TUNA SCOPE

REPORT

産直グルメ回転ずし 函太郎Tokyo店にて「AIマグロ寿司」を販売

ISSUED : 2019.3.27

日本の数少ない熟練の職人だけが持つといわれる、マグロの尾の断面から身の質を見極める「目利き」の技。長年の経験に裏打ちされた高度な職人技を、膨大な数におよぶ尾の断面の機械学習によって受け継いだAI「TUNA SCOPE」が、日本有数の港町である焼津の水産工場に導入されました。数百本に及ぶ数のキハダマグロのなかから、AIの確かな目で「最も美味しい」と認定されたマグロが、東京駅地下街の回転寿司店「函太郎 Tokyo」店で『AIマグロ』として商品化。1,000皿の数量限定で、来店したお客様に販売・提供されました。AIの確かなお墨付きを得たマグロを味わった来店客の声を交えながら、大盛況に終わったフェアの模様をレポートします。

美味しいマグロを、すべての生活者に。

水産大国・日本の国民食、マグロ。日本の市場では、仲買人と呼ばれるマグロの「目利き」のプロが、尾の断面から品質を日々見極めて値付けを行うことで、安定した品質が守られてきました。今、熟練の職人が高齢化の一途をたどるなか、職能の存続が危ぶまれているといわれています。
将来にわたって、世界中のすべての生活者が安心して美味しいマグロを食べられる世の中を。そうした想いのもと、約4,000枚に及ぶメバチマグロの尾の断面画像のディープラーニングにより、目利きの修行を独学でマスターした仲買人の後継者AI「TUNA SCOPE」。2019年3月、日本有数の水揚げ港である焼津の水産工場にβ版として初めて導入され、AIによって最高ランクに認定されたマグロが、東京駅地下に構える回転寿司店「産直グルメ回転ずし 函太郎Tokyo店」にて、数量限定でお客様に提供されました。

多くの体験者が、AIの目利きによる味の違いを実感。

開店前から店外に大きな行列をつくった「AIマグロ」提供初日。店外には、AIマグロのロゴをあしらったポスターやタペストリーが掲げられ、通りすがりの人々は興味深そうに足を止め、次第に店外にまで行列が延びていきます。用意した1,000皿の「AIマグロ」寿司は、販売を開始した3月27日からたった5日間で、全皿完売に至りました。

果たして、その感想は--。「いつものマグロと違う!」「きめが整っていてとても美味しい。」といった、これまで食べていたマグロとの違いを実感する声から、TUNA SCOPEの技術や開発背景に対する関心を示す質問、さらには「精度がさらに上がったAIマグロに期待したい」「AIの技術の進歩を応援したい。」といった、今後のテクノロジーの進歩がもたらす未来への期待のコメントまで、数多くの感想が寄せられました。用意したアンケートの561名の集計から、体験者の98%が「AIマグロを食べてみたいと感じた」、80%が「いつも食べているマグロとの違いを感じた」。さらに88%が「より精度の上がったAIマグロを食べてみたい」と、進化していく「TUNA SCOPE」に多くの期待と関心が向けられていることを示す結果となりました。

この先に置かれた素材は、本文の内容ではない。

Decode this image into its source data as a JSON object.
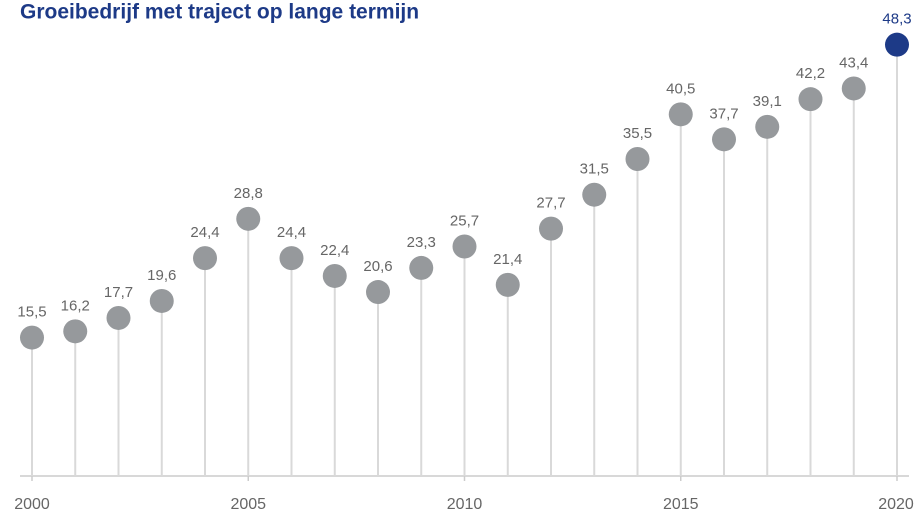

「TUNA SCOPE」は現在も、日々AIによる品質判定を行いながら、マグロの尾の断面データから細かな特徴量を学習し続け、その精度を向上させています。日本の熟練の職人から教えを受けて育ったAIが、海を越え、世界中のマグロの品質を測るグローバルな指標として活躍する日も遠くないかもしれません。全ての生活者が美味しいマグロを安定して食べられる世の中を目指し、私たちは今後もプロジェクトを続けていきます。